Bill Doyle the baller CEO of Potash Corp (NYSE: POT) recently crushed the spirit of an analyst on a conference call in a swift and brutal way that made even all of us here at LoS (who hate bad sell side research) cringe. The unfortunate recipient of this de-pantsing was Charles Naberg who had recently initiated on the fertilizer industry. He asked an innocent enough question about some capacity expansion on the 3Q call and got a terd-filled sock shoved in his mouth as a reply:
Charles: “Hi guys. Nice quarter. Had a quick question on Lanigan. How is that progressing? Is it still on time for the middle of this year — or this coming year, excuse me, middle of 08? And can you remind me about what the size of that addition is going to be?”
Bill Doyle: “Yes Charlie [ed note: he was introduced as “Charles” and the this is the first time they have ever spoken to each other], to answer your question, what I would tell you is that Lanigan is 1.5 million tons. It’s on budget and on time for next year. You know, essentially the big piece there is the mill. So we see that progressing according to plans.
You know, I read your first entree this week into the potash world. First I would say welcome to the fertilizer world and I did have just a couple comments, Charlie, just because I never have a problem with anyone’s call, you make whatever call you want, but some of the factual information in your report was a little bit suspect and I would say the — you know, the comment about Potash Corporation abandoning our discipline and I don’t know what the line was, something about us being out for pizza or doughnuts — it was cute, but if you follow the history of the company, you’ve got the same management team for the last 20 years and if you check back and do a little research on us, you’ll find that we have always matched supply to demand and it’s not how much capacity you have, it’s how you operate that capacity, Charlie.
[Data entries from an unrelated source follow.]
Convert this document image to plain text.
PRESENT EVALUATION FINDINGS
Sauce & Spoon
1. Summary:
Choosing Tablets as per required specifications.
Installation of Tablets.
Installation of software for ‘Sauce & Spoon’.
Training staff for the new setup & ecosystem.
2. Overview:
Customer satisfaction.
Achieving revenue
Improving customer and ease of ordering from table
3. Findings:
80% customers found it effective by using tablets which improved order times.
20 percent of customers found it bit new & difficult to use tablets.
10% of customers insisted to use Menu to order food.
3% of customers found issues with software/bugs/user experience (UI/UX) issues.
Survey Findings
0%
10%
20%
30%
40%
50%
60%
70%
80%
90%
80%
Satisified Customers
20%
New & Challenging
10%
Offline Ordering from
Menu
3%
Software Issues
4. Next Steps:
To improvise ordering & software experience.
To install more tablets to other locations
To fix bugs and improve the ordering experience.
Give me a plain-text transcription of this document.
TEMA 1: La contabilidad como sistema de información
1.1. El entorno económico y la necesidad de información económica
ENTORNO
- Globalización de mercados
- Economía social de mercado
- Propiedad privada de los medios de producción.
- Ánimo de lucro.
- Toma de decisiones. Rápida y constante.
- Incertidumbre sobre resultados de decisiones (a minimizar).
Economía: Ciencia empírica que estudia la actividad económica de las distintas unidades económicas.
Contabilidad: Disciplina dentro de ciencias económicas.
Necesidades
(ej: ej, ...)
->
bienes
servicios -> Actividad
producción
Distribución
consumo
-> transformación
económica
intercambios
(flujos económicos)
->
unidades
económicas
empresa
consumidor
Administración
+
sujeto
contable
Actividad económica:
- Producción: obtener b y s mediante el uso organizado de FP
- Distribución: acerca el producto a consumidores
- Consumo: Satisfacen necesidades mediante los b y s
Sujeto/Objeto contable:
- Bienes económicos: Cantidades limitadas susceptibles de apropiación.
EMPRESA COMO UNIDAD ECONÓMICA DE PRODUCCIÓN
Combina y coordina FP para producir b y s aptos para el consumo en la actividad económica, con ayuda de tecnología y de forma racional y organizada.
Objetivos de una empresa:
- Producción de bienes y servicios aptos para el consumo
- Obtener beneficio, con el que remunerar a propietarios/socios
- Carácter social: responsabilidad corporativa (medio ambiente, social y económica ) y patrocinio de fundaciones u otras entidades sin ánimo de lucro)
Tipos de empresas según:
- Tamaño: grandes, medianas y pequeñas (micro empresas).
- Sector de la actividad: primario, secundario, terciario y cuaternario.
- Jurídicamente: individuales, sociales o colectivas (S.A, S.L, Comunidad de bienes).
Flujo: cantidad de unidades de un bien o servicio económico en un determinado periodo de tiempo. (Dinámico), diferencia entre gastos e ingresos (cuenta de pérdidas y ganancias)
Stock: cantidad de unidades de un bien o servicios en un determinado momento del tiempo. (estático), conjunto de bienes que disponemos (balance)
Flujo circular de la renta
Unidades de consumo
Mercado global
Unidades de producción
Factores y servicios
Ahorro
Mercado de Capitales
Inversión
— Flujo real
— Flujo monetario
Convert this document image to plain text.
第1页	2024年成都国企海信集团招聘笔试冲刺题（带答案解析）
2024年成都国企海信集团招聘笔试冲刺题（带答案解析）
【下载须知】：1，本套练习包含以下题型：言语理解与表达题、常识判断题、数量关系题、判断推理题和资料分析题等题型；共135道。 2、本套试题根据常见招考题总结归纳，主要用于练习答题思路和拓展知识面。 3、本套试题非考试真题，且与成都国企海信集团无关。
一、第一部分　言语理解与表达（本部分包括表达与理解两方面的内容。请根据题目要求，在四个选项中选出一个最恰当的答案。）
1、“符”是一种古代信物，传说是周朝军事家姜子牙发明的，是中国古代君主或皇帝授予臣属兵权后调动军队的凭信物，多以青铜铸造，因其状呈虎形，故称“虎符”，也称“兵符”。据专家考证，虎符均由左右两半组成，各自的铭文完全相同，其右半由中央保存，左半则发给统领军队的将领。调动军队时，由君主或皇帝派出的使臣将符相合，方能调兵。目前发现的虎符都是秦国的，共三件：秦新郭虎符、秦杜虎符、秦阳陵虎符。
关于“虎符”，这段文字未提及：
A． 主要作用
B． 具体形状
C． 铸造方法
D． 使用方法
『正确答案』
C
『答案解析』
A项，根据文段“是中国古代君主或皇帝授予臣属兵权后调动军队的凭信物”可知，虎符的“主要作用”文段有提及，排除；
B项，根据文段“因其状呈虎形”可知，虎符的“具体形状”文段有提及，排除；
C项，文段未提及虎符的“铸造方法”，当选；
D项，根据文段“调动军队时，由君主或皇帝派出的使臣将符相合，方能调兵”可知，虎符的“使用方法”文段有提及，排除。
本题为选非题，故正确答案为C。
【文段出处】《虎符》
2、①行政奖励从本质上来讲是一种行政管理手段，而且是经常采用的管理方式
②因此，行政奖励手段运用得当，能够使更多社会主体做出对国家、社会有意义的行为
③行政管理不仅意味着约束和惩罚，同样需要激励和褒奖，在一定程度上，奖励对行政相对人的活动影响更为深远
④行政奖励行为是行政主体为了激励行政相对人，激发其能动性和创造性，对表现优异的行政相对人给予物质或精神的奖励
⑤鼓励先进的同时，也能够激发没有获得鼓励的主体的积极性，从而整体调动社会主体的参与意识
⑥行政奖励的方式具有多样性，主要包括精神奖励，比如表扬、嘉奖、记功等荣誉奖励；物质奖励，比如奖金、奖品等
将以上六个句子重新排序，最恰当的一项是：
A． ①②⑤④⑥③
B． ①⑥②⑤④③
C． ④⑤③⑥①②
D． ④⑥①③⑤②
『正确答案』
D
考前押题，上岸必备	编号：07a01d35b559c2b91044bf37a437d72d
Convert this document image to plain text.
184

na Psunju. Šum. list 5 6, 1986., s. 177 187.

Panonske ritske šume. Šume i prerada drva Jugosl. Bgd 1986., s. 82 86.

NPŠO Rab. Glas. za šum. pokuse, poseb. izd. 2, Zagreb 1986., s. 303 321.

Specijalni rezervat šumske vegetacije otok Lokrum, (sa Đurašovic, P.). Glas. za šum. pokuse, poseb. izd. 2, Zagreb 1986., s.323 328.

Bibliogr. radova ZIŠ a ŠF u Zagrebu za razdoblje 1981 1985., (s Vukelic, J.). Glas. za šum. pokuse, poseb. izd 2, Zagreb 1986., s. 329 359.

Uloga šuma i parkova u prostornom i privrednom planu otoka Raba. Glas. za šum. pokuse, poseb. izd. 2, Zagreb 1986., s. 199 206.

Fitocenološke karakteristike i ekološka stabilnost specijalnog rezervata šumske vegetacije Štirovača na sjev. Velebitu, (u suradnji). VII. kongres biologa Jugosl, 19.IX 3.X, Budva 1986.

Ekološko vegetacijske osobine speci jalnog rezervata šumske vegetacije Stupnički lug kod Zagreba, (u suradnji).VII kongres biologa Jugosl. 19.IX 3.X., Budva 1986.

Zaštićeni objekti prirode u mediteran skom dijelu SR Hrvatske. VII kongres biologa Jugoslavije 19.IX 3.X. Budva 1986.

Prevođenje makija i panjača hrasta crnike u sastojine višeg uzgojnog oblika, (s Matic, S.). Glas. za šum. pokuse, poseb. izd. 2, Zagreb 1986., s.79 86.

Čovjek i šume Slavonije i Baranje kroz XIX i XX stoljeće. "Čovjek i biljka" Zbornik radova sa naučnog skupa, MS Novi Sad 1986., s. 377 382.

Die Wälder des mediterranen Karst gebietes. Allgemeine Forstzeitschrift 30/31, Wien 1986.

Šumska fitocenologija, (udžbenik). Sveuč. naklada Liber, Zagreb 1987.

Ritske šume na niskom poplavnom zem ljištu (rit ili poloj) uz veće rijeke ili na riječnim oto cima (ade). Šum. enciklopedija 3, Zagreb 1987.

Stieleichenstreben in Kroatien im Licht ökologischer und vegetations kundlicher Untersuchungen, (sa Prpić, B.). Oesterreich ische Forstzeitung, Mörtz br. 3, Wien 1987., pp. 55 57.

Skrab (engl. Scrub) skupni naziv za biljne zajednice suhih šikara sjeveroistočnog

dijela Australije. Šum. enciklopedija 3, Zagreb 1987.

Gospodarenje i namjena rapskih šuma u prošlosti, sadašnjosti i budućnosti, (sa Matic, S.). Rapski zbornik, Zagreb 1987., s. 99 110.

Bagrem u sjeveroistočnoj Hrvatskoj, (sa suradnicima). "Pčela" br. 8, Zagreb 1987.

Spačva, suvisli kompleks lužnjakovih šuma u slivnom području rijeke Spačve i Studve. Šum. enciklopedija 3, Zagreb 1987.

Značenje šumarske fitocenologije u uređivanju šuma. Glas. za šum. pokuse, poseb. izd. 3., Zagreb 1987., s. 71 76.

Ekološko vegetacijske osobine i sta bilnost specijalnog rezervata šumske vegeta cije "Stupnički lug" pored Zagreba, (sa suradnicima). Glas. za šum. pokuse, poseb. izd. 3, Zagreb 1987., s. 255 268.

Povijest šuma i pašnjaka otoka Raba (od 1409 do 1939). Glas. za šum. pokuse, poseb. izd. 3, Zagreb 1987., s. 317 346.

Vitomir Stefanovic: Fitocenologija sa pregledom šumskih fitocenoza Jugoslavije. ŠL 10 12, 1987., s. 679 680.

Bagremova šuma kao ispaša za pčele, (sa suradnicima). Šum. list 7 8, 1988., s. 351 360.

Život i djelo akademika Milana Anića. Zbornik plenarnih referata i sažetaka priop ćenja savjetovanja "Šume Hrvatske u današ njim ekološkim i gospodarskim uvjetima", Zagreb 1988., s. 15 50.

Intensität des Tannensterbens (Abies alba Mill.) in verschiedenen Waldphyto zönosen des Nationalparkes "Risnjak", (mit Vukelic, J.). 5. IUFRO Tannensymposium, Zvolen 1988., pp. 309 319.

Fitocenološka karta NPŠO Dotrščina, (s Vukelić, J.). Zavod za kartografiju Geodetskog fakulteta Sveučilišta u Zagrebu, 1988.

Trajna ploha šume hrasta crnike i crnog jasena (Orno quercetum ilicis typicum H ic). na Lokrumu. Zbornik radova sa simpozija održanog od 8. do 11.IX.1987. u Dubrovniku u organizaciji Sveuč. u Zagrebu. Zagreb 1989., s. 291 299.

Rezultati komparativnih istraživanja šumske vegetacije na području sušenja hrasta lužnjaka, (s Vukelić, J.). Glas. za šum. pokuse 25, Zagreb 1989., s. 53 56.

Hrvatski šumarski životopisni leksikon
And the other thing I would say is that you know, you referred to Potash mining as being high fixed cost business. Potash mining is not a high fixed cost business. You know, we can lay people off and shut down the operations. We’ve done that for years and years when the time required it.
Unlike our phosphate business, which is a high fixed cost business, because you’ve got to keep that operation hot, so-to-speak. You’ve got sulfuric acid plans, you’ve got to keep your water pumping capability in the mine site. You just really can’t shut that down. So, there is a difference there that we would be happy to try and explain to you in the future.
[On] Our earnings being highly dependent on biofuels – three quarters of the new demand growth in our business is food demand. We’ve tried to talk about that at every stage and what I would really suggest to you, I think you know, you covered a little bit on the supply side, you didn’t talk at all about the demand end. And I would say go out, visit
India, pick any five cities, China, any five cities, and you’ll see the demand for food and it’s a very, very real issue.
You know, the other comment about consumers banking inventory before the Spring season of 2008, that’s just impossible. Just isn’t inventory out there and everybody is hand to mouth at this time. So I would say you know, overall less than a distinguished effort but the good news is that there is nothing but up side for you for the next go round.
Now we have a website question here that I would like to answer.”